The language in Nishimura Ekiu is remarkably similar to Taney's analysis in the License Cases. But that holding stands till this day. Even Justice Scalia—usually a stickler for the separation of powers—acquiesced to this doctrine. In Arizona v. United States (2012) admitted that "there was no need [for the Framers] to set forth control of immigration as one of the enumerated powers of Congress."

I think these analyses are wrong, and Lopez is right. Rather, Congress's implied powers under the Necessary and Proper Clause can be read to support an exclusionary power. (I articulated this position in a 2018 essay).

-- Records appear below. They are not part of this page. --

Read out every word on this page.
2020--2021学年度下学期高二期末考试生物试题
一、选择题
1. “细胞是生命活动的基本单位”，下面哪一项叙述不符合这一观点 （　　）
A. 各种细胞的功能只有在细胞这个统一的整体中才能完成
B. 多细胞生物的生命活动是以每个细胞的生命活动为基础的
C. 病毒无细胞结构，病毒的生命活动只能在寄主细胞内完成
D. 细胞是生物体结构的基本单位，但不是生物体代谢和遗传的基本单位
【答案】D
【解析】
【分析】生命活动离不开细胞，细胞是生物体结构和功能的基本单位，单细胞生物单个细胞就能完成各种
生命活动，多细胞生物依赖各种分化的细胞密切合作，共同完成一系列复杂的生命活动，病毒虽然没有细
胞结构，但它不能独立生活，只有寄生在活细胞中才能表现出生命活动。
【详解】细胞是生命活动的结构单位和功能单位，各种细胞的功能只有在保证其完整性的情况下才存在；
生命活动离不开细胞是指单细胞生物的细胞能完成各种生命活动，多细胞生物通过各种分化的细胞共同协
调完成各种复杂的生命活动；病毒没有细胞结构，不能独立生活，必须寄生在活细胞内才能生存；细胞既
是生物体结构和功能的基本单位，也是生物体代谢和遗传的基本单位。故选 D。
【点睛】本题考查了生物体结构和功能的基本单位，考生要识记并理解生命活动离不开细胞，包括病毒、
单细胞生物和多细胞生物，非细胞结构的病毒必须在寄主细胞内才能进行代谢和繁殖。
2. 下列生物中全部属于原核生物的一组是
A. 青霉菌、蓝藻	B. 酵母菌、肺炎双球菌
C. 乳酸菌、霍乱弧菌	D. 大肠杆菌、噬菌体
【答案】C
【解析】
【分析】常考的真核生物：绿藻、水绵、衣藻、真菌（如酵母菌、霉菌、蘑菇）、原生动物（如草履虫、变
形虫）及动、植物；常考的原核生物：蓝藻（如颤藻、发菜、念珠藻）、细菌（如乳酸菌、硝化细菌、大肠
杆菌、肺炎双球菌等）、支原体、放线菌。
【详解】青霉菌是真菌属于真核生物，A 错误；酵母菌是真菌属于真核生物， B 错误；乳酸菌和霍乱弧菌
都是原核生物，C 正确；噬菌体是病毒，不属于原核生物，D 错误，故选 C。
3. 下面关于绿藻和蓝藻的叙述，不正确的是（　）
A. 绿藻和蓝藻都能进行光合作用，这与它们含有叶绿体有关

But for present purposes, let's assume that a power to exclude aliens may be an "inherent" power. Perhaps that authority would also embrace the power to seize property at the border. In that sense, Kam-Almaz may have reached the right result for the wrong reason. But the inherent power over immigration would not support a "police power" for the federal government to seize property within the borders.

A federal "police power" must come from another one of Congress's enumerated powers, including the Commerce Clause and the Necessary and Proper Clause. I will discuss both of these provisions in Part II of this series.